When looking back on the turmoil over the filming of the Hobbit movies, the disappointing thing for me is how undramatic it has all been. The Germans would have made more of a fuss. The Americans would have been yelling at each other from across the barricades. The Greeks would have been throwing stones and filling the streets with trucks, even if truck drivers weren't involved in the dispute.
But if New Zealanders really want their protests to be taken seriously, they could learn a thing or two from the French. President Nicolas Sarkozy has all but pushed through pension reforms designed to raise the minimum retirement age from 60 to 62 and the age for a full pension from 65 to 67, but protesters have made sure he knows just how unpopular his plans are, causing chaos at major transport hubs, cutting the flow of fuel to service stations, even overturning and setting fire to the odd car.
In New Zealand the average protester would go down to the car wrecker's, put a down payment on a rusted-out heap of trash and then apply for a fire permit before thinking of doing such a thing.
Now, I'm not promoting wanton acts of vandalism, but it must be said a few wanton acts of vandalism make for great TV. I'm sure even in Middle-earth, as idyllic as it seems on the big screen, that they had ways of sorting out these disputes that involved overturning horse-drawn carts and setting them on fire. Bilbo Baggins may look like a cute little character but I bet he'd be on the frontline of any fight for Hobbits' rights.
But in New Zealand, our top actor-activists, after calling for a union-negotiated agreement, collapsed in a death scene that seemed to be over within minutes. When you consider Sir Peter Jackson needs nine hours to tell a story, you would have hoped industrial action relating to his movies would have dragged on a bit longer than that.
Then, thousands took to the street to show just how important these movies are to our country. To the guys who held up the banners saying you will work for free, Warner Bros might not be interested but Nike and Apple may end up sending more work our way.
And while supporters of the movie seemed happy to change the name of our country to Middle-earth, Prime Minister John Key was only prepared to change our laws to keep Warner Bros happy. At least I suppose Key won't have to appear on the Dave Letterman Show again to remind the world where New Zealand is.

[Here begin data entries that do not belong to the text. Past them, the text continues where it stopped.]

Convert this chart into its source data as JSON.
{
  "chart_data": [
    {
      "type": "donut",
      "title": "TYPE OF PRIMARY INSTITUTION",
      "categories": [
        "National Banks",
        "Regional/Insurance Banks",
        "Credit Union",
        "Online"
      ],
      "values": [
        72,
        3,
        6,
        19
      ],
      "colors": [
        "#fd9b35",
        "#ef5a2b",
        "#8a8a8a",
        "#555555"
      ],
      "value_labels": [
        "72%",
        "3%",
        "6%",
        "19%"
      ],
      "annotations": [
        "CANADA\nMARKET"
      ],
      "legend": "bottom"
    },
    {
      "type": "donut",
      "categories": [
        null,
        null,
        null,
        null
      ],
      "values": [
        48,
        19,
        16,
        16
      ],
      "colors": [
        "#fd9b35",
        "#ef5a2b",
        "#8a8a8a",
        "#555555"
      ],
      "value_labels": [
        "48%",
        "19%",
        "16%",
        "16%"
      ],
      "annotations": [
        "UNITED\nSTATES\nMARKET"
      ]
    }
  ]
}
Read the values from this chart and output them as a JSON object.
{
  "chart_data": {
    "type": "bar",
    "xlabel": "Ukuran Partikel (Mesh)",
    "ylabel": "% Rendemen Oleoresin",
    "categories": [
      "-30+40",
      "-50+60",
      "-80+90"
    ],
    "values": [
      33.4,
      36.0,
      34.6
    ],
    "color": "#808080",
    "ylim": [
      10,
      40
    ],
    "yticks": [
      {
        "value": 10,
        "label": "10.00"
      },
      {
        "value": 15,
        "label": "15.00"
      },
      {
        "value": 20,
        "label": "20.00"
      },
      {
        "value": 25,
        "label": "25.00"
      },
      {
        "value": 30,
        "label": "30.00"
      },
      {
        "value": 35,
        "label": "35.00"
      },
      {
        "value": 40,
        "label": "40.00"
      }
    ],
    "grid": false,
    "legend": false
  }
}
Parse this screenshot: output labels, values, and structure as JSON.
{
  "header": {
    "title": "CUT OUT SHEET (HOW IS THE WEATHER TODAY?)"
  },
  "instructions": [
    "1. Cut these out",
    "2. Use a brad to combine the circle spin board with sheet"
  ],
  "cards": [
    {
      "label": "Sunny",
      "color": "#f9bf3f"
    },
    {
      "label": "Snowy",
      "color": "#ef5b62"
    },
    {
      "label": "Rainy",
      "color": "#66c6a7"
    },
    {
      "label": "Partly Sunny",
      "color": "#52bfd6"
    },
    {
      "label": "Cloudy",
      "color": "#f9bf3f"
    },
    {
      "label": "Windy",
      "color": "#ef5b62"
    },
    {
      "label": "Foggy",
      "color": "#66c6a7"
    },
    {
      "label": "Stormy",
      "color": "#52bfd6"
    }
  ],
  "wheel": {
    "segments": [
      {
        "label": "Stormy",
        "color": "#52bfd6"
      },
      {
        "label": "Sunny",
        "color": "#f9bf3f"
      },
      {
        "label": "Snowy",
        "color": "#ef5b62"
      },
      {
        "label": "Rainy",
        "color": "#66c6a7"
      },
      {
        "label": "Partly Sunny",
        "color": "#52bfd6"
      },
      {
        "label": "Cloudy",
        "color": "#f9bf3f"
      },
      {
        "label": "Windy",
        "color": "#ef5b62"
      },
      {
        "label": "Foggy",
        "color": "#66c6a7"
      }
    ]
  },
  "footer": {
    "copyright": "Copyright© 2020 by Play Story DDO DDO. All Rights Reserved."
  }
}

It's hard to think where else in the world this might have happened. Not France, which has built its society on the motto of brotherhood that has its origins in the French Revolution: Liberté, égalité, créme brulée.
The French are brought up on the tales of strikes and protests. There were the strikes of May 1968 which brought the economy to a virtual standstill, the riots of November 2005, triggered by the deaths of two teenagers in a poor Paris suburb, and then there was the lesser known kindergarten sit-in of 1998, when 3- and 4-year-olds refused to lie down at naptime because they were given apple juice at morning tea and they didn't want apple juice. They wanted orange juice.
The French strikes have definitely been helped by the involvement of slim, stylish female protesters who appeared to have taken time out from Paris Fashion Week. There's nothing quite like seeing a size 0 demonstrator taking on lines of battle-hardened riot police.
The union Actors' Equity had Robyn Malcolm as the face of its campaign, which in the end may not have been such a wise move. In a country where we seem ready to give up our identity so a couple of movies can be made here, it's quite possible some people thought Cheryl West was still in prison and therefore not an ideal person to be arguing for better working conditions.